Knowledge Systems Finally Learn to Think for Themselves
It took over thirty years to digitize enterprise knowledge systems. Now what?
In 1983, I packed all my belongings into the backseat of my 1972 Chevy and drove south, arriving 24 hours later at my first post-college job as a network operations center shift supervisor for Ma Bell.
The union went on strike 72 hours later. I was shown a computer terminal and told, “You are managing the backbone network for five states — don’t mess it up.”
I had no clue what I was doing. Bell Labs, however, did. There were more than 40 3-inch to 4-inch manuals stacked on the wall behind my desk. It was my own personal knowledge bank.
A day later, an alert on my screen told me a TD-3 Radio failed. Sure enough, one of the manuals behind me was labeled TD-3 (here’s what the first chapter looked like).
Hours went by as I read through manuals while 10,000-plus people in Mississippi waited for me so they could resume making long distance calls. Eventually, I dispatched an equally clueless strike duty volunteer to the radio station and together we read enough to restore service without electrocuting him in the process.
After the breakup, I took a job at AT&T as a sales technical support manager. At the time, a sales rep was expected to sell network services, PBX/call centers and data networking services. Half of my team were network engineers and half were PBX/call center reps; nobody knew data.
It didn’t take too long for us to lose a $1M account to MCI. We had an upset client claiming that their customers were not getting through on their 800 lines. The sales rep contacted her PBX sales engineer. No trouble found.
None of us, myself included, had ever been to the 800# training class. If we had, we would have run a standard report and quickly solved the problem. The sales executive was expected to know their customer and know who to call. AT&T eventually gave up trying to sell network, phone and data equipment and spun out Lucent (then Avaya). (Note to self: Institutional knowledge is not only about sending, it is about receiving, absorbing and changing behavior.)
Let’s jump to 1998, when everyone had laptops equipped with 3.5-inch floppy disks or CD-ROM drives. Looking back, this was the beginning era of the “dark pool” of bits. More on that in a moment.
I was a GM of a $2B+ division operating in 95 countries and multiple languages. We had e-learning centers, content management systems, web sites and everything else we thought we needed.
Once a year we geared up for a major new product release. We had the “bible” of what new features/products would be launched. Knowledge workers would take from the bible and in turn create a laundry list of stuff, including sales collateral, sales & sales engineering training, installation training, customer training, and trouble-shooting guides. A month before ship date, features started to slip. All of that stuff we produced was instantly obsolete or conflicting. Ever worse, the dark pool of bits took over. Invariably, I would hear a well-paid sales person deliver last year’s pitch from their hard drive.
Fast forward to 2015 and ask a CIO how much stuff is accumulating in their organization. Email threads, SharePoint drives, Dropbox/Box accounts, laptops, mobile phones with gigabyte drives, and tablets with even more. Each repository is stuffed with presentations, sales collateral, manuals, video/audio files and configuration notes. The dark pool has grown to petabytes.
What has changed? Curators still try to locate, find and publish the latest version of knowledge. We discovered “portals”, “SharePoint folders”, and “key word search”, but these are just digital book shelves of the same type that held all of my training manuals from 30 years ago.

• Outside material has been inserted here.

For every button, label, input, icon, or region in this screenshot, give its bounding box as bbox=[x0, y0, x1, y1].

Corporations spend $150B a year on knowledge management and training systems. We’ve digitized the manuals and moved the classroom online, but we haven’t made any real advancements.
In the next 10 years, we are going to see knowledge create a mind of its own:
- Machines will accurately curate 80% of the dark pool, enabling discovery of what institutional knowledge is where. Unstructured search algorithms will understand what is really in our bags of bits using clues like who published this document, when it was published, what kind of info is in the document (is it an installation/repair guide for TD-3 radios or is it a warranty form?), what kinds of products are covered in the document. The dark pool is going to get attacked by smart machines.
- Knowledge takes lessons from consumer advertising. Wherever I go online, the web is tracking my every move, learning who I am, what I like and react to, and it uniquely targets me. Why not do the same inside the enterprise? You already know who I am and what I am supposed to be doing to drive value for a company. Knowledge will become aware of itself. It will figure out who used it, how it was used by different types of workers, whether it was liked or not, and start figuring out what else to recommend.
- Knowledge gets APIs to KPIs.
If knowledge becomes aware of itself, how can it know it is making a difference? The enterprise is full of other applications that measure key performance indicators. If you link knowledge to KPIs, now you can track behavior changes, such as measuring if sales reps using last year’s deck outsell their counterparts using a new deck.
Next generation knowledge automation startup companies are seeing the chance to grab a piece of this $150B pie. We’ve bet on Kaybus because they are tackling all three of the major factors above. Other names with similar aims but different approaches include Witty Parrot, Folloze, Jive, and Bloomfire. Companies that create, share, and absorb knowledge that matter to their key performance indicators are going to out-execute those stuck in the past 30 years of history.